Merkley expressed dissatisfaction with her response. While Wall Street "desperately wants this legislation never to happen," consumers do not buy the explanation that reining in this practice is too complex, he said.

"The SEC has failed the public on this issue and allowed this type of conflict of interest practice to continue, and I think it's absolutely unacceptable," he said.

Instead of working on critical investor protections, the SEC has devoted years to its disclosure effectiveness review program to determine if investors are suffering from "information overload" from too much disclosure, Warren said.

Warren repeatedly asked what evidence the SEC has that investors are being overloaded with information.

'FACT-FREE' WHINING REPORT

The issue is one that the commission has been examining "for decades," White said, adding that the review “is meant to make disclosure more meaningful to investors.”

Yet only corporations, not investors, want less disclosure, Warren said. The Chamber of Commerce "produced a fact-free report whining about this nonexistent information overload problem in 2014 shortly after you launched your initiative."

To the contrary, several senators expressed support for the SEC taking a hands-off approach to Wall Street. Committee Chairman Sen. Richard Shelby, R-Ala., opened the hearing by warning about detrimental effects of unnecessary regulation on U.S. financial markets and cited the Department of Labor's new fiduciary rule, released in April, as an example.

Sen. Jon Tester, D-Mont., struck a conciliatory tone, saying he believed the commission would have accomplished much more were it not so severely underfunded, a point with which White seemed to agree.

"The SEC is a significantly under-resourced agency," White said. "We are so outspent on the IT side by the people we regulate."

'I CAN'T GIVE YOU THAT COMMITMENT'

Tester asked if the commission would be able to finish its own fiduciary rule before the Obama administration’s tenure ends.

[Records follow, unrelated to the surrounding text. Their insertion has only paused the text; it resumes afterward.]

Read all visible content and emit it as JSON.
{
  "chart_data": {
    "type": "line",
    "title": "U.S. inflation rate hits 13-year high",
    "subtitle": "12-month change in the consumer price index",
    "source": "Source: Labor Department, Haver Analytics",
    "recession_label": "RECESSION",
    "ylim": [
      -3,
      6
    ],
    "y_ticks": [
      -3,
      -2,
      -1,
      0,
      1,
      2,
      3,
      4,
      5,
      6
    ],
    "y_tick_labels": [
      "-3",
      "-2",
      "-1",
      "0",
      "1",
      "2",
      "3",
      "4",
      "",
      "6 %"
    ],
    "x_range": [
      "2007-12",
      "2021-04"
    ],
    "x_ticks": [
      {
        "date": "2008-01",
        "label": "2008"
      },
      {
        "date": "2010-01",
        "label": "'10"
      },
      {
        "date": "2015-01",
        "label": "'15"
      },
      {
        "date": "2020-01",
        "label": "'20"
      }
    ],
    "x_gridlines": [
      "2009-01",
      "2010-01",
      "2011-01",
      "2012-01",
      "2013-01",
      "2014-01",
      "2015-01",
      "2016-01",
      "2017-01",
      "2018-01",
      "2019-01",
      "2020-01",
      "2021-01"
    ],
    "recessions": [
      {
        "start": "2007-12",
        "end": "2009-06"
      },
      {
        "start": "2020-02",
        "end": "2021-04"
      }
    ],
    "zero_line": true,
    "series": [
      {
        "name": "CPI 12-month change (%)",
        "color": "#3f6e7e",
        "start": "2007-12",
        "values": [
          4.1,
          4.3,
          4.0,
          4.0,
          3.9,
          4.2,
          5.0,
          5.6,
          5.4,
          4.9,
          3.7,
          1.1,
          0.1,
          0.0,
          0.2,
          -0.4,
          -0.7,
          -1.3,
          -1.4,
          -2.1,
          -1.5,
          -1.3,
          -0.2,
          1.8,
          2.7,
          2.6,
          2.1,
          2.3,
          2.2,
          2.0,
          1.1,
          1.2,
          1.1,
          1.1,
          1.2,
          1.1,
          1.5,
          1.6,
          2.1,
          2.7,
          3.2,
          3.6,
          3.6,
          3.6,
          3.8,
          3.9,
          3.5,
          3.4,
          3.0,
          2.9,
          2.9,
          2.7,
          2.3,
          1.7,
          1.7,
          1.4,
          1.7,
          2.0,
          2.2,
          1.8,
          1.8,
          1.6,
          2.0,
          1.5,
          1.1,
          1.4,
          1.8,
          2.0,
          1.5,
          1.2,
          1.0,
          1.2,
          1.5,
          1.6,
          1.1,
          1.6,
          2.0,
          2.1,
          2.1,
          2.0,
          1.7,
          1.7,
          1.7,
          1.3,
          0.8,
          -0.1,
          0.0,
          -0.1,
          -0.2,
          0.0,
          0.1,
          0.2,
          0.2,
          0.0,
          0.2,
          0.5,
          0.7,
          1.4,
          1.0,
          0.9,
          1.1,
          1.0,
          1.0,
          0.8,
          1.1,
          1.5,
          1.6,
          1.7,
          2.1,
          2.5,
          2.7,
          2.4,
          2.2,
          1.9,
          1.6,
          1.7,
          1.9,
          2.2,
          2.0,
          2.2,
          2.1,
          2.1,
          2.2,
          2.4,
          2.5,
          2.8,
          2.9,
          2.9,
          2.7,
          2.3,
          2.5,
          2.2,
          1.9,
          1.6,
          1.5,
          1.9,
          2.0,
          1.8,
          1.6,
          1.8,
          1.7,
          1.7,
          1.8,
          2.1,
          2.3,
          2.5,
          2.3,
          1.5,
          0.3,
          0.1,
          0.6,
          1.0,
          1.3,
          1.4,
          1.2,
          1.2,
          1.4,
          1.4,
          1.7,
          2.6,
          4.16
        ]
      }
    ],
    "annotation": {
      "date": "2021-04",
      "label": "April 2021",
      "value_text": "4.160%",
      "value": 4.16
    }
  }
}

"I'm committed to moving it as fast and as well as I can, but I can't give you that commitment, no," said White, who repeatedly emphasized that while she strongly backs such a standard she is just one vote among the agency's three commissioners. "It's a longer route than that."

SEC MUST NOT 'UNDERCUT' DOL

At this particular point in time, it's not necessarily a bad thing that the SEC hasn't acted on its own fiduciary rule, Barbara Roper, director of investor protection at the Consumer Federation of America, said in an interview following the committee meetings.

The industry has pushed the SEC to get out in front of the Labor Department on the fiduciary issue, believing that the commission would produce a weaker standard.

This "wouldn’t be a good thing for investors," Roper said. She added, "Our first priority at the moment is that the SEC do nothing that would undercut the strong rule adopted by the DoL."

Roper also said her organization believes the commission has been misguided in focusing its resources on disclosure rather than more important matters.

Fiduciary protection for investors "is at the top of a long list of retail investor protection priorities that have gotten no attention at the SEC in this administration," Roper says. "I think we and Senator Warren and others share a broader frustration over what looks to us like the commission’s misplaced priorities."

An SEC spokeswoman countered that, "Chair White has moved a number of transformative rules through the commission that have significantly strengthened investor protections and critical aspects of the market, including restructuring money market funds, building a new regime for the asset management industry, and enhancing the governance and operations of credit ratings agencies and asset-backed securities."